This work is concerned with the study of several ten-dimensional field theories intimately associated with superstring theories, and possibilities for obtaining realistic four-dimensional theories from them.

Three chapters follow the N = 2b supergravity from ten to five, then to four dimensions . First of all, compactifications to five dimensions on various manifolds are studied. Then the entire mass spectrum for the compactification on S⁵ is derived using techniques of harmonic analysis on spheres. A particular set of modes corresponds to a gauged maximal super gravity theory in five dimensions; this theory, with Yang-Mills group SO(6), is constructed in detail. By a process similar to analytic continuation, noncompact versions of this theory are also obtained, gauging all the semisimple real forms of SO(6). One particular form, with gauge group SO*(6) ≈ SU(3,1), compactifies to fiat four-dimensional spacetime and offers attractive phenomenological possibilities.

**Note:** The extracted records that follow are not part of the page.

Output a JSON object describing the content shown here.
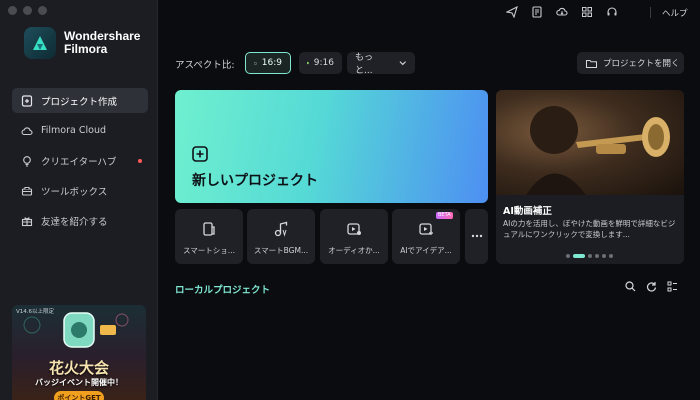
{
  "app": {
    "name_line1": "Wondershare",
    "name_line2": "Filmora"
  },
  "sidebar": {
    "items": [
      {
        "label": "プロジェクト作成",
        "icon": "new-project-icon",
        "active": true
      },
      {
        "label": "Filmora Cloud",
        "icon": "cloud-icon"
      },
      {
        "label": "クリエイターハブ",
        "icon": "bulb-icon",
        "badge": true
      },
      {
        "label": "ツールボックス",
        "icon": "toolbox-icon"
      },
      {
        "label": "友達を紹介する",
        "icon": "gift-icon"
      }
    ],
    "promo": {
      "note": "V14.6以上限定",
      "title": "花火大会",
      "subtitle": "バッジイベント開催中！",
      "button": "ポイントGET"
    }
  },
  "topbar": {
    "icons": [
      "send-icon",
      "document-icon",
      "cloud-download-icon",
      "grid-icon",
      "headset-icon"
    ],
    "help": "ヘルプ"
  },
  "aspect": {
    "label": "アスペクト比:",
    "options": [
      {
        "label": "16:9",
        "selected": true
      },
      {
        "label": "9:16"
      },
      {
        "label": "もっと..."
      }
    ]
  },
  "open_project": {
    "label": "プロジェクトを開く"
  },
  "new_project": {
    "label": "新しいプロジェクト"
  },
  "hero": {
    "title": "AI動画補正",
    "description": "AIの力を活用し、ぼやけた動画を鮮明で詳細なビジュアルにワンクリックで変換します..."
  },
  "tools": [
    {
      "label": "スマートショ...",
      "icon": "smart-short-icon"
    },
    {
      "label": "スマートBGM...",
      "icon": "smart-bgm-icon"
    },
    {
      "label": "オーディオか...",
      "icon": "audio-to-video-icon"
    },
    {
      "label": "AIでアイデア...",
      "icon": "ai-idea-icon",
      "badge": "BETA"
    }
  ],
  "local_projects": {
    "title": "ローカルプロジェクト"
  },
  "colors": {
    "accent": "#7fe8d2",
    "sidebar_bg": "#1b1d22",
    "bg": "#0b0c10"
  }
}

The final chapter is concerned with candidates for effective low-energy theories for N = 1 superstrings with gauge group SO(32) or E₈ x E₈. These effective theories contain curvature squared terms, and require unusual gravitational interactions to cancel anomalies. The field equations are derived and found to admit compactifications to fiat four dimensional spacetime, with the possibility of accommodating many phenomenological considerations.